Last August, Outen hopped on Hercules in Homer, Alaska, to cycle from the Pacific coast to the Atlantic — 5,000 miles through Alaska, Canada, and the United States during one of the worst winters on record in parts of the nation. Along the way, she stopped to speak at schools and fund-raisers, sleeping in a frozen tent she carried in her saddle bags, or staying with friends and strangers who were following her trip online.

“I loved the biking but drivers are idiots. They don’t give a damn about bikes and they’re on their cellphones,” she says. More than once, she was forced off the road and came close to being hit. Seven months later, she reached Chatham.

Word of her journey spread to Pleasant Bay Community Boating members on the Cape. As a result, she’s been living free of charge in a Chatham rental property since early April. Chatham Health Club has given her access to its gym; the masseuse has been giving her free massages.

“Chatham has been especially kind to me,” she says.

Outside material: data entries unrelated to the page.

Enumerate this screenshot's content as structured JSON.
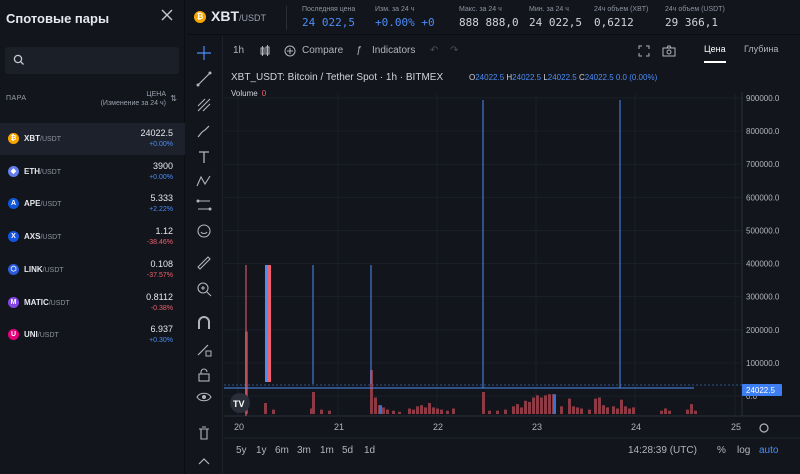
{
  "sidebar": {
    "title": "Спотовые пары",
    "header_pair": "ПАРА",
    "header_price": "ЦЕНА",
    "header_change": "(Изменение за 24 ч)",
    "pairs": [
      {
        "base": "XBT",
        "quote": "/USDT",
        "price": "24022.5",
        "change": "+0.00%",
        "color": "#f7a600",
        "glyph": "₿",
        "dir": "pos"
      },
      {
        "base": "ETH",
        "quote": "/USDT",
        "price": "3900",
        "change": "+0.00%",
        "color": "#627eea",
        "glyph": "◆",
        "dir": "pos"
      },
      {
        "base": "APE",
        "quote": "/USDT",
        "price": "5.333",
        "change": "+2.22%",
        "color": "#0f56d8",
        "glyph": "A",
        "dir": "pos"
      },
      {
        "base": "AXS",
        "quote": "/USDT",
        "price": "1.12",
        "change": "-38.46%",
        "color": "#1754e0",
        "glyph": "X",
        "dir": "neg"
      },
      {
        "base": "LINK",
        "quote": "/USDT",
        "price": "0.108",
        "change": "-37.57%",
        "color": "#2a5ada",
        "glyph": "⬡",
        "dir": "neg"
      },
      {
        "base": "MATIC",
        "quote": "/USDT",
        "price": "0.8112",
        "change": "-0.38%",
        "color": "#8247e5",
        "glyph": "M",
        "dir": "neg"
      },
      {
        "base": "UNI",
        "quote": "/USDT",
        "price": "6.937",
        "change": "+0.30%",
        "color": "#e6007a",
        "glyph": "U",
        "dir": "pos"
      }
    ]
  },
  "topbar": {
    "symbol": "XBT",
    "quote": "/USDT",
    "stats": [
      {
        "label": "Последняя цена",
        "value": "24 022,5",
        "blue": true
      },
      {
        "label": "Изм. за 24 ч",
        "value": "+0.00% +0",
        "blue": true
      },
      {
        "label": "Макс. за 24 ч",
        "value": "888 888,0",
        "blue": false
      },
      {
        "label": "Мин. за 24 ч",
        "value": "24 022,5",
        "blue": false
      },
      {
        "label": "24ч объем (XBT)",
        "value": "0,6212",
        "blue": false
      },
      {
        "label": "24ч объем (USDT)",
        "value": "29 366,1",
        "blue": false
      }
    ]
  },
  "chart_header": {
    "interval": "1h",
    "compare": "Compare",
    "indicators": "Indicators",
    "tab_price": "Цена",
    "tab_depth": "Глубина"
  },
  "legend": {
    "title": "XBT_USDT: Bitcoin / Tether Spot · 1h · BITMEX",
    "o_label": "O",
    "o": "24022.5",
    "h_label": "H",
    "h": "24022.5",
    "l_label": "L",
    "l": "24022.5",
    "c_label": "C",
    "c": "24022.5",
    "change": "0.0 (0.00%)",
    "volume_label": "Volume",
    "volume_value": "0"
  },
  "timeframes": [
    "5y",
    "1y",
    "6m",
    "3m",
    "1m",
    "5d",
    "1d"
  ],
  "footer": {
    "time": "14:28:39 (UTC)",
    "pct": "%",
    "log": "log",
    "auto": "auto"
  },
  "chart_data": {
    "type": "bar",
    "price_axis": [
      "900000.0",
      "800000.0",
      "700000.0",
      "600000.0",
      "500000.0",
      "400000.0",
      "300000.0",
      "200000.0",
      "100000.0",
      "0.0"
    ],
    "time_axis": [
      "20",
      "21",
      "22",
      "23",
      "24",
      "25"
    ],
    "last_price": "24022.5",
    "ylim": [
      0,
      900000
    ],
    "colors": {
      "up": "#4c8df6",
      "down": "#f0616d",
      "volume": "#8c3a44"
    }
  }
}
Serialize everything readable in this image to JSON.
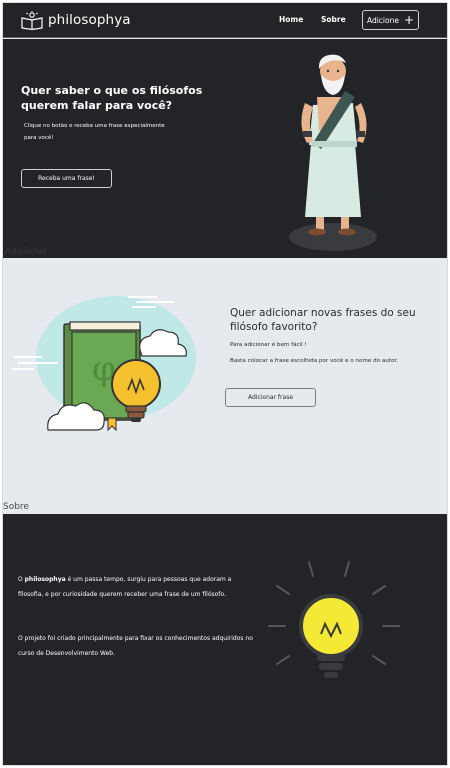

Outen’s team also includes some volunteers from the Boston area. Charlie Clapp of Hingham rowed on the US team that won a silver medal at the 1984 Olympics. He recently arranged a fund-raiser for Outen at the Duxbury Bay Maritime School.

“Any one leg of what she’s doing is ambitious,” Clapp says. “Cycling across America is a big ride, and she did it from Alaska this winter, and with a big smile on her face. She’s pretty remarkable.”

Weather permitting, she’ll be on the Atlantic when she turns 30 later this month. “I’m excited because then I will have had a birthday alone on the boat on three oceans, including two on the Pacific,” she says.

Most of all, she’s looking forward to getting home, two years after her projected arrival. “This journey has taught me that family and friends are the most important thing in life.”

And her mother, though supportive, “is a little more gray than when I started out.”